Washington, D.C. - regardless of your political persuasion - is a magnificent city, a place deserving of being called our nation’s capital. From the Lincoln Memorial to the Martin Luther King Memorial to the Vietnam Memorial to the White House to the cherry blossoms, the city engenders pride, even awe.
The recent inaugural events -- from the yellow St. John’s Episcopal Church to the Mall filled with people -- showcase the city’s majesty. And, it is a walking city, where one can perambulate among the monuments and the government buildings, enjoying the oft-good weather (except in the summer).
Photographs barely capture the city’s essence.
As many of you know, I spent this past year in Washington as senior policy advisor to the U.S. Department of Education. In addition to experiencing the outside elegance of D.C. as I commuted to work each day from Foggy Bottom, I saw the "inside" of the city too.
For starters, I was privileged to enter buildings and rooms where tourists do not normally go, such as the White House, the Eisenhower Executive Office Building, the Truman Bowling Alley, the Pentagon, various secretaries’ conference rooms. You can only imagine the level of security at each of these locations.
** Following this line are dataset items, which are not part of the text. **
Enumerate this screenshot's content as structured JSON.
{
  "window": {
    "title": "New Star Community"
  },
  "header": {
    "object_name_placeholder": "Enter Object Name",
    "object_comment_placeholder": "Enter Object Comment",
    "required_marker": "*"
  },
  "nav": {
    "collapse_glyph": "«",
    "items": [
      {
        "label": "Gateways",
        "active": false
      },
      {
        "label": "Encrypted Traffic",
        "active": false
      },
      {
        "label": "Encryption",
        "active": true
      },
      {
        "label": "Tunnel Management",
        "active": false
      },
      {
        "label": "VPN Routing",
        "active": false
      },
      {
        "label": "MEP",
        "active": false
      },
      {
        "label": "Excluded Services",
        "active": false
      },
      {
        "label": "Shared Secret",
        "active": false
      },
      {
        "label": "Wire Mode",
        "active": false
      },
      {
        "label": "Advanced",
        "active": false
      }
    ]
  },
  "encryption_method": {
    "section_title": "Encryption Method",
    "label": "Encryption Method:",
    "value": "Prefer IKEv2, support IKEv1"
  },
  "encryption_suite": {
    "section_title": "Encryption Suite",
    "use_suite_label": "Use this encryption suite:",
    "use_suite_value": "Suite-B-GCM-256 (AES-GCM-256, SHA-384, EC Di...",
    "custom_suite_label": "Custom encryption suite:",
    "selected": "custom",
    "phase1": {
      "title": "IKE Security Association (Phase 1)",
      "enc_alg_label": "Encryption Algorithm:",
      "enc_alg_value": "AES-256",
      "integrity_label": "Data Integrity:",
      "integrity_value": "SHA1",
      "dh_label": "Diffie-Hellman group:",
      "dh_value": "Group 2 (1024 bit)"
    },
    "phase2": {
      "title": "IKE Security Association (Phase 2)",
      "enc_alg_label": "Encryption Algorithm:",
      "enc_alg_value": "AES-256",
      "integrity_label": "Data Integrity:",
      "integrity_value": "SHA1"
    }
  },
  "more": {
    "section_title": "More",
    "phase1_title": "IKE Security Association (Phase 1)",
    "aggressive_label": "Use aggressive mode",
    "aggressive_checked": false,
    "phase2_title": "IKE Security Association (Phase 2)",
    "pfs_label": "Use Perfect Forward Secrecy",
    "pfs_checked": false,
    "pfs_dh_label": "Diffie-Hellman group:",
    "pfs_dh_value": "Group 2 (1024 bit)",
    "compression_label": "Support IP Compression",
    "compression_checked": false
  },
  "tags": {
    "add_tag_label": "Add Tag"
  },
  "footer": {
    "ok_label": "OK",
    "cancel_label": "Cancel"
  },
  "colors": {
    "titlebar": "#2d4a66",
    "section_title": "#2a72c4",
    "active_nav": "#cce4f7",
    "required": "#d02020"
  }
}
My own office at the Department of Ed looked out at our Capital, and despite often working at night, nothing beat sitting in my office chair in the evening with the stunning lit Capital in the background.
But, of greater importance, I participated in efforts to resolve issues of national importance with both political appointees and civil servants. I met generals and undersecretaries and deputy secretaries; I met commissioners and members of the domestic policy council and the national security staff; I met chiefs of staff and senior executive staff.
What was remarkable, and something that ran counter to my preconceived notions of government, was the dedication, thoughtfulness and capacity of government employees. Yes, getting things done is hard within a single federal agency and most assuredly across different federal agencies. Yes, there is political wrangling. Yes, there is compromise. Yes, things do not always go one’s way. But, despite that, the people employed by our government at all levels were unwavering in their effort to make a positive difference for our Nation and its citizens.
I return to Bennington and the college with many stories of my experiences "inside the Beltway," some inspiring, some difficult, some surprising, some funny. I look forward to sharing them with the students, faculty and staff at Southern Vermont College, with the local community and across our state. We have already organized some gatherings for these conversations.
But, here is perhaps the most important lesson I learned from my year in DC: I return home with newfound appreciation for Washington, D.C., both on the outside and the inside. Instead of increased cynicism and frustration and feeling battered, I come back home having worked with remarkable men and women on things that truly mattered. Not a bad result coming from a year’s service to our nation.
Karen Gross is the president of Southern Vermont College.